She was attending the Accountability Courts Conference in Atlanta in May and said she thought she was there for someone else.
“It was a complete surprise to me,” Jeffords said. “Apparently Judge (James) Blanchard submitted my name and said that I was a wonderful person and really fought for the clients and access to drug court, which I do.”
Jeffords is passionate about helping young people. It’s what led her to create Dream Builders of America’s Youth, a nonprofit that mentors youths to be a positive influence in their lives.
It is also one of the things that drives her dedication to the drug court.
“You have some of the greatest moments in drug court when you see people just make a turn and say I’m really ready to be clean for me. Not because a judge told me to, not because I’m going to fail my test and go to jail, but because I’m sick and tired of being sick and tired. It’s for me now,” she said.
Jeffords helped develop the drug court and serves as the defense attorney.

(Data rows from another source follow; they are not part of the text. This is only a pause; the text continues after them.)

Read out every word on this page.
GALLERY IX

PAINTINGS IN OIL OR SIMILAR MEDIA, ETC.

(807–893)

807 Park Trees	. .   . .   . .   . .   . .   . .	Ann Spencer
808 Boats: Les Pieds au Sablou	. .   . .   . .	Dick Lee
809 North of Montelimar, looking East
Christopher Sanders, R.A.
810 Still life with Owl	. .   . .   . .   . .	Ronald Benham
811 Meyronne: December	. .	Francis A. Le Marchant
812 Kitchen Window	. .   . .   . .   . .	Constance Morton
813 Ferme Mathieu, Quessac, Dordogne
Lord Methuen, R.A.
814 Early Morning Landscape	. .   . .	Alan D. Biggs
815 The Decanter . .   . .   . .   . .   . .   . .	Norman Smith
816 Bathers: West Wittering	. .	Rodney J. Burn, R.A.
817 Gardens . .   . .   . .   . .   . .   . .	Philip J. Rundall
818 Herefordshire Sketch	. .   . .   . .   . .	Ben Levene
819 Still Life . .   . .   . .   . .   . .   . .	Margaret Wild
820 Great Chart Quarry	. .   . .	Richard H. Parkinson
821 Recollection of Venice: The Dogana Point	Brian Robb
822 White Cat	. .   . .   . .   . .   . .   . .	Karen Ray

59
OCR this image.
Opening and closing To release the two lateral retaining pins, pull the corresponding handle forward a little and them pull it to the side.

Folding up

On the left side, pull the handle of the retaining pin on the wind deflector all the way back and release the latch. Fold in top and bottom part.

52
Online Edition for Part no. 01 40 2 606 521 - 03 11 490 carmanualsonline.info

As such, she and the rest of the drug court team – representatives from Stepping Stones to Recovery, the probation office, the district attorney’s office, and the Richmond County Sheriff’s Office – work with defendants who have committed a nonviolent felony to support a drug addiction.
Those admitted to the program go through a rigorous 24-month drug-rehabilitation program.
They are drug-screened three times a week in the beginning and go through five phases of treatment. If the program is completed successfully and the participant stays clean for at least one year, felony charges are dismissed.
“It’s really about prevention, reducing the recidivism rate of people in our community, because if people are going to remain addicted to drugs, the reality is they’re going to continue to commit crimes to support their habit,” she said. “We try to go by the motto that if we can treat the underlying addiction then we can decrease the crime in the future.”
There are a few places where Jeffords would like to see improvement, the main one being the $150 monthly fee, which she says is too steep in some cases.
It keeps people out of the program who would benefit from it, and there are several participants who would graduate but can’t because they haven’t finished paying the fees, she said.
According to national and state standards, Augusta’s drug court is doing very well.
Still, Jeffords said success should not only be measured by graduation and recidivism rates. It should also be measured by the amount of “clean time,” the ability to attend work while participating in the program and the number of lives it saves.
“There are a number of people that would be dead but for drug court,” she said.
Jeffords doesn’t consider herself a hero. In her opinion, the real heroes are the ones who fight for sobriety and win.
“When I received the hero award, I was really excited about it, but I would like to see a hero award in the state of Georgia for a graduate of the program. Somebody who has overcome the addiction and is maintaining that, because that’s the real hero,” she said.